Diversity Makes Inclusion Harder, But Here’s What To Do About It.
Seat Time: 4 min
Good-faith attempts to champion diversity often backfire for a pretty intuitive reason: The more an organization points out the differences among employees–even in order to celebrate them–the more likely it is that some employees will feel less included, and behave accordingly. The fact is, our brains have been fine-tuned over eons to become amazingly efficient at noticing differences. It’s not just gender or ethnicity, either. Out-groups form even when people are asked to wear red or blue T-shirts.
Couple that sensitivity to difference with the human need for fairness, and you may also get dominant groups feeling neglected. Such is the argument some white men in Silicon Valley are making–that diversity efforts amount to discrimination. Indeed, when we asked over 200 diversity and inclusion (D&I) professionals at a recent event about their biggest worry over the next five years, the top answer was backlash against their efforts.
Diversity makes inclusion harder; it’s easy to welcome different perspectives when the people sharing them are all mostly the same age, gender, went to the same schools, and crack the same jokes. But when people of truly diverse backgrounds are thrust together, it gets a lot harder. The real challenge, when it comes to building work cultures that are both diverse and inclusive, is to leave ample room for difference while still thinking like–and identifying as– one big in-group.
Diversity efforts don’t always account for the long-established psychological tendency toward “out-grouping” and its frequently unproductive consequences.
A 2015 review in Social and Personality Psychology Compass found that efforts to celebrate differences can lead non-dominant members feeling uncomfortably aware of their group identities. What’s more, that can also leave them feeling like positive group attributes are being imposed on them, leading to a sense that they’re actually being miscategorized or “just don’t fit.” In experiments conducted in both simulated and actual work environments, some multicultural efforts led to perceptions of exclusion in dominant-group members. The important exception: if inclusion efforts were framed as benefitting and addressing everybody, resistance was reduced.
In other words, organizations may want to consider flipping the way they think about inclusivity. In our research covering 42 of our client organizations across seven countries, just 43% of D&I programs described by interviewees were universally offered to everyone, and just 19% of companies intentionally included white males in conversations about diversity and inclusion.

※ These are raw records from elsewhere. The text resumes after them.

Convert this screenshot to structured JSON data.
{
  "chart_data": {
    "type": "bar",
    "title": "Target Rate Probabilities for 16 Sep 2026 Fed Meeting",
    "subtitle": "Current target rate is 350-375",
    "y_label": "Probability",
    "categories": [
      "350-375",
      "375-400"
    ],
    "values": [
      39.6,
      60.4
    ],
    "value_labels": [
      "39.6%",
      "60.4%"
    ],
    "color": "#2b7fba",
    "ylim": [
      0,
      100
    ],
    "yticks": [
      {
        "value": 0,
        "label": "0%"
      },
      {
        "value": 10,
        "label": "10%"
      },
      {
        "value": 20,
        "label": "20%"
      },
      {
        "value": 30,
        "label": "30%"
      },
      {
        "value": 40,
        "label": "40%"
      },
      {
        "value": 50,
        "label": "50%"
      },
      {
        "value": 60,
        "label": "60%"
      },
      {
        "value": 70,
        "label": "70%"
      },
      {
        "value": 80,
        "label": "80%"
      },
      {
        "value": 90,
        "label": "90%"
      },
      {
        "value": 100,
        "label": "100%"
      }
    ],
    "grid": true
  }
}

That’s a mistake. Rather than focusing just or mainly on giving diverse team members extra visibility that risks fracturing the overall team, leadership and staff should strive to unite people. They should highlight similarities and remind team members that there is no “us” versus “them”–only one big “us,” no matter what our differences might be.

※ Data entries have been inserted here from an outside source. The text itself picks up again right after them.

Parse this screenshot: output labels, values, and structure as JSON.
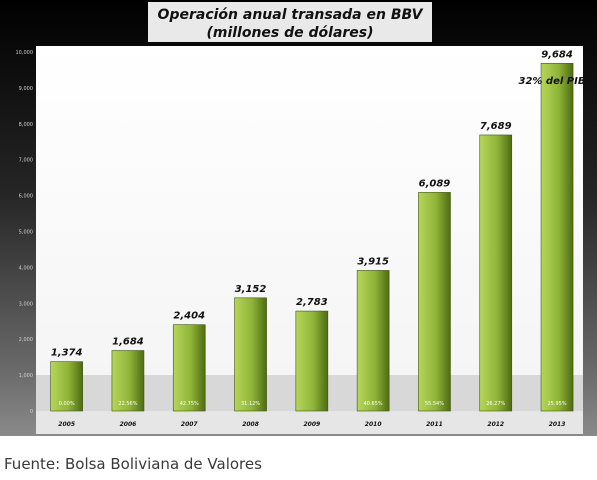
{
  "chart_data": {
    "type": "bar",
    "title_line1": "Operación anual transada en BBV",
    "title_line2": "(millones de dólares)",
    "categories": [
      "2005",
      "2006",
      "2007",
      "2008",
      "2009",
      "2010",
      "2011",
      "2012",
      "2013"
    ],
    "values": [
      1374,
      1684,
      2404,
      3152,
      2783,
      3915,
      6089,
      7689,
      9684
    ],
    "value_labels": [
      "1,374",
      "1,684",
      "2,404",
      "3,152",
      "2,783",
      "3,915",
      "6,089",
      "7,689",
      "9,684"
    ],
    "inner_labels": [
      "0.00%",
      "22.56%",
      "42.75%",
      "31.12%",
      "",
      "40.65%",
      "55.54%",
      "26.27%",
      "25.95%"
    ],
    "annotation": "32% del PIB",
    "y_ticks": [
      "0",
      "1,000",
      "2,000",
      "3,000",
      "4,000",
      "5,000",
      "6,000",
      "7,000",
      "8,000",
      "9,000",
      "10,000"
    ],
    "ylim": [
      0,
      10000
    ],
    "grid": false,
    "colors": {
      "bar_light": "#a6c94a",
      "bar_dark": "#4e6b12",
      "background_top": "#000000",
      "background_bottom": "#dcdcdc"
    }
  },
  "source": "Fuente: Bolsa Boliviana de Valores"
}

This isn’t just semantics, and it’s not about minimizing diversity. It’s emphasizing universally inclusive practices, like parental leave offered regardless of gender or sexual orientation. Same goes with flexible work arrangements, which serve people in many different ways when they’re made available to everyone: They can reduce headaches for parents, caregivers, those with mobility challenges, and mega-commuters alike. These “for-everyone” policies don’t efface differences, they support them.
MITIGATING THE RISKS, AMPLIFYING THE BENEFITS
Inclusive programs, framed in ways that promote an organization’s values and benefit everyone, can be considered “superordinate goals” that unify people across group divisions. These goals are higher-order missions shared by multiple people, with rewards bestowed on everyone involved. (Science fiction frequently employs a big, scary superordinate goal as a narrative device: the aliens come to earth, and humanity suddenly gets along.) Superordinate goals support inclusion efforts because they get people thinking in terms of others’ skills and value–not their appearance, beliefs, or status.
We’re not saying that all employee resource groups should be banned, or that programs that benefit a single group should be done away with. There are times when institutional asymmetry–much like structural inequality in the broader society–has to be addressed head-on. When people are being paid less based on gender, when a certain demographic is being hired in paltry numbers, and when promotions only go to those who fit a certain mold, there’s no substitute for direct action.
Nevertheless, we counsel our clients to understand the detrimental side effects that may follow those same, totally necessary actions. Every leader needs to be able to make important trade-offs, but charging ahead with difference-focused initiatives without understanding the risks involved won’t help an organization move in the right direction.
As we’ve studied organizations that are relatively more mature in their D&I efforts than others, one thing we’ve found is that difference-focused initiatives are more necessary in less mature cultures–the ones featuring large disparities between those in dominant and non-dominant groups. But the more diverse and inclusive a culture becomes, the more those gaps fade; before long, there aren’t seriously underrepresented groups in the organization anymore. And whenever other disparities are uncovered, they can be addressed in more targeted ways.
If you can create one large in-group, you can mitigate the risk of stereotyping and other biases. Everybody feels like they’re on the same team. And crucially, diversity and inclusion can truly reinforce one another.